Blondyn machnął tylko ręką i uśmiechnął się delikatnie.
- To niemożliwe! Pewnie mi się śniło - zaśmiał się na wspomnienie dziwnego zdarzenia, które pomimo jego sugestii tak naprawdę przydarzyło się realnie, kilka godzin temu.
- Powiesz mi o co chodzi? - zagadnął zniecierpliwiony Kolorowy. Przy purpurowych policzkach pokazał się lekki grymas.
- Może ci powiem, Bummie, ale - wskazał na swoje łóżko - położysz się ze mną? I tak jesteś już w idealnym stroju i na pewno jesteś zmęczony. Jjong przeleciał wzrokiem po półnagim przyjacielu i złapał go za rękę.
- Ja? Czuję się jak nowo narodzony, nie jestem zmęczony. A teraz daj mi się ubrać! - na własną obronę pokazał brak sińców pod oczyma, ale to nie przekonało jego przyjaciela. Pociągnął go mocniej za rękę i było po sprawie. Kilka minut później leżeli na małym jednoosobowym łóżku.
- No nie powiem, dużo miejsca to my nie mamy - odezwał się od razu Jonghyun, który nie mógł ułożyć się w sposób dla niego wygodny.

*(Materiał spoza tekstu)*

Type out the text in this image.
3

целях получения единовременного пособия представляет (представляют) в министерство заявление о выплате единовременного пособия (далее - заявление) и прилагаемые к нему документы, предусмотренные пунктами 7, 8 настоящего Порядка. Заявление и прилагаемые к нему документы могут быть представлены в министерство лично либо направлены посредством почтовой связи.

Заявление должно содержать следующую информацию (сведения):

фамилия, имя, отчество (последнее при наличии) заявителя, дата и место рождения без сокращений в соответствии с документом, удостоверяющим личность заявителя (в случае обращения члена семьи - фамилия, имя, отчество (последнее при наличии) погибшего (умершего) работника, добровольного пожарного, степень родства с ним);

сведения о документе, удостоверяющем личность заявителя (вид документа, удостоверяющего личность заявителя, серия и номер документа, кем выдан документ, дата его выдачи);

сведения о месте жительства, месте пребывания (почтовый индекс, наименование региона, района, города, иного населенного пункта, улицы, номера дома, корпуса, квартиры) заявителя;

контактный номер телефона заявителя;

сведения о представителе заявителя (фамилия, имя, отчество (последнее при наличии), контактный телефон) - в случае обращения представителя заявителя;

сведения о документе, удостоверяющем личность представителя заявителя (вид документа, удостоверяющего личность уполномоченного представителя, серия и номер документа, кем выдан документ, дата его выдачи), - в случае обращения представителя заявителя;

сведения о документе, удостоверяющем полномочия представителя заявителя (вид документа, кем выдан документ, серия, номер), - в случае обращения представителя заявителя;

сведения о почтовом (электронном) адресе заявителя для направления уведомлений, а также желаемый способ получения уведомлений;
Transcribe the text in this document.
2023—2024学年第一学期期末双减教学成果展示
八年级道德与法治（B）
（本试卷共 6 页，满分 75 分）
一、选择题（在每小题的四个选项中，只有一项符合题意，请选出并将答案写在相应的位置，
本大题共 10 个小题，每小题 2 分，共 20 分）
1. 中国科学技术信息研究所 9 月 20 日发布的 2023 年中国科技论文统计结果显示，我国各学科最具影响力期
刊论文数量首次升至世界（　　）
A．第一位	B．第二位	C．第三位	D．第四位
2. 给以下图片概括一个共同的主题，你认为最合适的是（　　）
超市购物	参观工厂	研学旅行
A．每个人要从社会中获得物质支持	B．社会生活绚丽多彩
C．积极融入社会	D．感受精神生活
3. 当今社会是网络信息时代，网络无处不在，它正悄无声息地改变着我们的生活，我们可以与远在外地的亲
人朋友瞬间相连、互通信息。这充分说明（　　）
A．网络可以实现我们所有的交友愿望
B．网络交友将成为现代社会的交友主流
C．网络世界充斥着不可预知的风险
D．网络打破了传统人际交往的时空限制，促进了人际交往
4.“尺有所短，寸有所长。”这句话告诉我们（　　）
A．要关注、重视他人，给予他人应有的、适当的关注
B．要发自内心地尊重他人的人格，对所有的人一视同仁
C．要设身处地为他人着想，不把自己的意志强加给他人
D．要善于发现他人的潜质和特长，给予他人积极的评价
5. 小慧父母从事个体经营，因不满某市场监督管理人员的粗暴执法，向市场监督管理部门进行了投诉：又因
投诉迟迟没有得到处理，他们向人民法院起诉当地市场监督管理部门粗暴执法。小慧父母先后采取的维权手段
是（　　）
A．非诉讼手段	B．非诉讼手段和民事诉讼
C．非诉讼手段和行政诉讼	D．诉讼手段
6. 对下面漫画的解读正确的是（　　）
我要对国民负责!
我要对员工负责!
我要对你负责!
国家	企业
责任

- Widzisz? To ja pójdę zrobić ci herbatę - pod byle pretekstem Kibum postarał się wstać z łóżka i uciec od niezręcznej sytuacji, lecz noga Bling Blinga nie pozwalała mu na to. Był kompletnie zablokowany i zdesperowany. "Czemu on musi robić wszystko tak żebym czuł się jeszcze gorzej? Nie wystarczy mu to, że za każdym razem rumienię się na jego widok? Co za sadystyczny dupek! Sadystycznie przystojny dupek." - myśli kłębiące się w kolorowej czuprynie nie pozwalały trzeźwo myśleć, a do tego to ciepło bijące od niego i te ręce, które... Stop! Oplotły się wokół jego talii? Chłopak miał wrażenie, że zaraz tego nie wytrzyma i wybiegnie z krzykiem z ich wspólnego pokoju. "Spokojnie. Przecież to są ręce twojego przyjaciela. Tylko przyjaciela. Tylko ręce. Nic więcej!" - powtarzał sobie w duchu na uspokojenie szalonego tętna. Gdy próbował zachowywać się normalnie, nie jak zakochany po uszy dzieciak, poczuł gorący oddech Jonghyuna na swoim uchu.
- Bummie, kim jest twoja wybranka? Opisz mi ją.
"Jaka wybranka do cholery?! Przecież to ty! Aaaa. Zapomniałem. Przecież jestem zakochany w jakiejś dziewczynie. Racja."
- Jest blondynką. Ma ciemne oczy. Bardzo dobrze śpiewa.
- Naprawdę śpiewa? - Jonghyun nie mógł uwierzyć, lecz zmartwił się po chwili - Ale chyba nie lepiej ode mnie?
- Oczywiście, że nie - potwierdził Key. Chciał jak najszybciej uciec od krępujących pytań - A ty co taki zainteresowany jesteś?
Pytany chłopak poruszył się prawie niezauważalnie na łóżku.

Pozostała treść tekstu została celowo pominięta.